Forty-one of the 42 pits are clustered in three groups of 13, 14 and 14. They vary widely in size, the largest opening more than six feet wide, the smallest just a foot and a half. Inside some of them were found rich furnishings, including coins, pottery and figurines. The canteen was found in one of them.
It is an iron and copper alloy flask called a laguncula that was part of the standard gear of the Roman legionary. It is one of only three ever discovered in Gaul one of very few complete ones ever found anywhere. It is made of two round iron shells joined together by flat copper alloy brackets. A copper alloy handle was attached to loops fixed at the top of the brackets. The copper alloy stopper is still in place. It was connected to the flask with a bronze wire of which a fragment remains. The base, also copper alloy, is intact with all of the fasteners which crimp the flask together. It is decorated with concentric circles similar to those you see in the feet of metal vases.
The canteen had a padlock, suggesting that it was used to carry something more meaningful than the water or oil that legionaries carried with them on campaigns.
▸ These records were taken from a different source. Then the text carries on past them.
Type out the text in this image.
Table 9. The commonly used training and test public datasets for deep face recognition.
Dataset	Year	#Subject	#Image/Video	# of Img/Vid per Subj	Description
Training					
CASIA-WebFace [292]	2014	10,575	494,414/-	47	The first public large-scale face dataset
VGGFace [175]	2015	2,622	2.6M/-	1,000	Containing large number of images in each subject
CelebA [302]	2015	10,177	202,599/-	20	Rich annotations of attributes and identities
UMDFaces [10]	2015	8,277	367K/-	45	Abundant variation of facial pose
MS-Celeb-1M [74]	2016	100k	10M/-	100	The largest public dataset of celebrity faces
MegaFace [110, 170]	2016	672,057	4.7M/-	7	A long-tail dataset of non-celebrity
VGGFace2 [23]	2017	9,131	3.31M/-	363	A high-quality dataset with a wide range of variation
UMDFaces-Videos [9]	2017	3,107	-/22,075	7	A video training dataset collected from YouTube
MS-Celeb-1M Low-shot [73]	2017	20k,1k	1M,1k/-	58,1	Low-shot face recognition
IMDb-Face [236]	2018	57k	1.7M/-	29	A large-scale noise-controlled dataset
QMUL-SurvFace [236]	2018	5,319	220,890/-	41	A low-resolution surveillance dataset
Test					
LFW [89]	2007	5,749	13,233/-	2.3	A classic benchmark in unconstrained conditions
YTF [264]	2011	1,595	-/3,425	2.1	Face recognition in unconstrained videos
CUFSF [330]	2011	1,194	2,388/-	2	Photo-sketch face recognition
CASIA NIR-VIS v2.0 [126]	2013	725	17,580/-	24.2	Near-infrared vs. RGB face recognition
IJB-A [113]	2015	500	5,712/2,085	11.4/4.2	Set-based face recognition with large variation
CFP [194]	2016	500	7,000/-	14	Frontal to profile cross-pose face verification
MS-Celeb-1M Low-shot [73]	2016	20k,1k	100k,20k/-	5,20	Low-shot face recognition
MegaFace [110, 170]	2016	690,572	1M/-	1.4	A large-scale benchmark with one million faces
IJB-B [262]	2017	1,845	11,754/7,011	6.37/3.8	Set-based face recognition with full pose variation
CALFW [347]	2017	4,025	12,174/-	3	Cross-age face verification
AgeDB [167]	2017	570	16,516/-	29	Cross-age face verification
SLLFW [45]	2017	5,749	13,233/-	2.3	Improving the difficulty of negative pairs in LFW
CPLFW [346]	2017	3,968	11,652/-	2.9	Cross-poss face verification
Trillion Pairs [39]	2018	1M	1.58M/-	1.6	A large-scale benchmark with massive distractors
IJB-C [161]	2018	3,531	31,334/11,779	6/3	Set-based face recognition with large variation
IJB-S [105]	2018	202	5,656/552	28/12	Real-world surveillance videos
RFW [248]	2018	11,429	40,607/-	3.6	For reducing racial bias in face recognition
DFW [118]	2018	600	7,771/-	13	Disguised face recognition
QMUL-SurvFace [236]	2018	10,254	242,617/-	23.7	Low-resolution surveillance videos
By an extreme stroke of archaeological good fortune, the flask contains organic residue. Researchers were able to draw four samples of it during the conservation process. Analysis revealed that it was mostly millet with small quantities of blackberries and dairy. There are also traces of pitch from a conifer and plant material with high levels of oleanolic acid (olive or olive oil, I’d guess). All the ingredients had been heated or cooked together. This was almost certainly a food offering.